Which is more likely: Texas legislators suddenly started caring
about women's health and wrote a bill about it, or Texas
legislators found another way to offend women by pretending to care
about their health, with the ultimate goal of limiting abortion?
don't know which is more a slap in the face: openly not doing
anything about health care for years, or pretending to do something about
healthcare, only to further your own agenda.
Look, we're right on this issue. A developing baby in utero, a fetus, is a human and deserves
to live as much as any other human. Yes, we should protect these children.
But how dare we scream our truth and pray our prideful prayers and gossip about poor life choices and those poor babies while pretending to care about health care. We invite our "pro-life" politicians into our churches, smile for photos, and all the while they're skimming the offering.
You know what would really change women's hearts about abortion?
I don't, really.
But I know it's not going to happen through sweeping legislation that makes women feel more manipulated, dismissed, and discarded.
Maybe a good place to start would be truly caring about quality, accessible, affordable health care in our state.
*I reached out to my Texas legislators, multiple times, over
years, deploring that it was impossible to purchase a private health
insurance plan in our state that covered maternity care.

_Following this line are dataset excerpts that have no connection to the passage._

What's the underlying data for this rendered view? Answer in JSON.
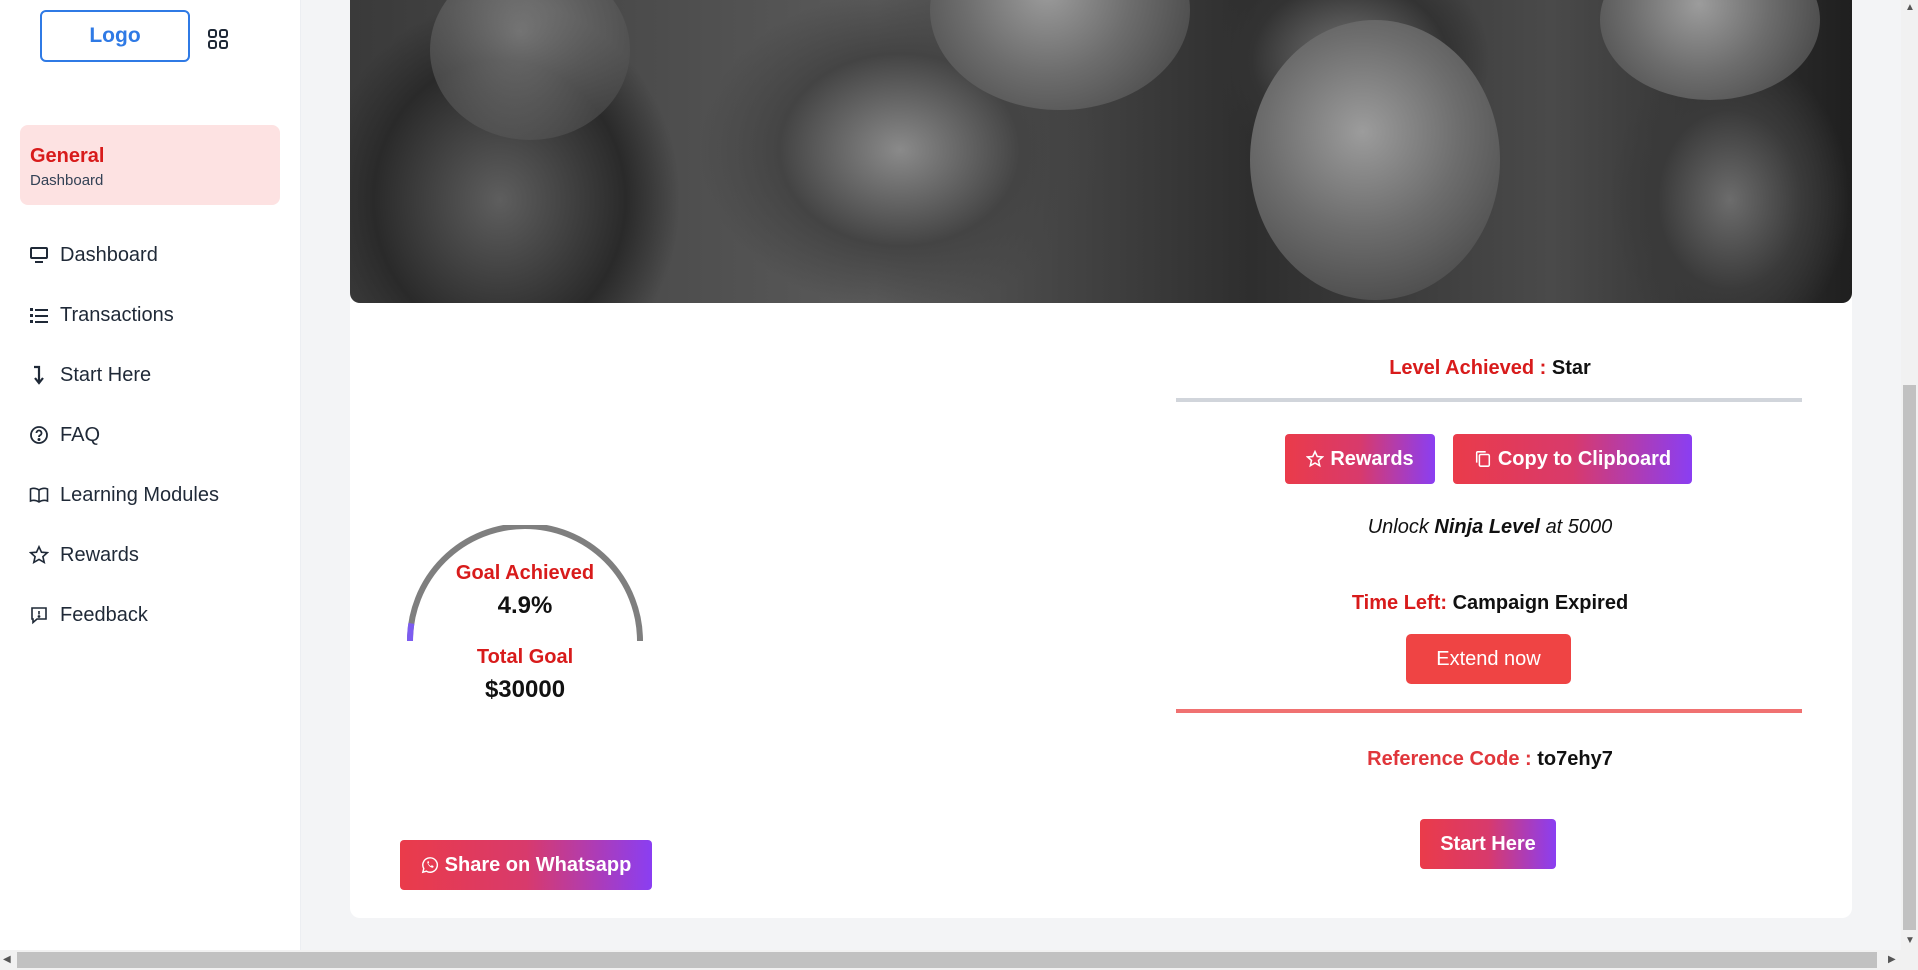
{
  "sidebar": {
    "logo_label": "Logo",
    "section_title": "General",
    "section_subtitle": "Dashboard",
    "items": [
      {
        "label": "Dashboard",
        "icon": "monitor-icon"
      },
      {
        "label": "Transactions",
        "icon": "list-icon"
      },
      {
        "label": "Start Here",
        "icon": "arrow-down-icon"
      },
      {
        "label": "FAQ",
        "icon": "question-circle-icon"
      },
      {
        "label": "Learning Modules",
        "icon": "book-icon"
      },
      {
        "label": "Rewards",
        "icon": "star-icon"
      },
      {
        "label": "Feedback",
        "icon": "feedback-icon"
      }
    ]
  },
  "goal": {
    "achieved_label": "Goal Achieved",
    "achieved_value": "4.9%",
    "achieved_fraction": 0.049,
    "total_label": "Total Goal",
    "total_value": "$30000",
    "share_label": "Share on Whatsapp"
  },
  "status": {
    "level_label": "Level Achieved :",
    "level_value": "Star",
    "rewards_label": "Rewards",
    "copy_label": "Copy to Clipboard",
    "unlock_prefix": "Unlock",
    "unlock_level": "Ninja Level",
    "unlock_suffix": "at 5000",
    "time_label": "Time Left:",
    "time_value": "Campaign Expired",
    "extend_label": "Extend now",
    "ref_label": "Reference Code :",
    "ref_value": "to7ehy7",
    "start_label": "Start Here"
  },
  "colors": {
    "accent_red": "#d81b1b",
    "gradient_start": "#ea3b4a",
    "gradient_end": "#8a3ef2",
    "logo_blue": "#2f7ae5",
    "gauge_progress": "#7c5cf0",
    "gauge_track": "#7f7f7f"
  }
}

I never
received more than a form letter in reply: thank you for sharing your
concerns... we're not interested. This was before the Affordable Care Act, when my husband and I
worked at or under 39 hours a week, so our employers weren't required to provide health insurance. At this time, the private market in Texas did not carry a single health insurance plan that would cover maternity care, even if purchased before a woman became pregnant.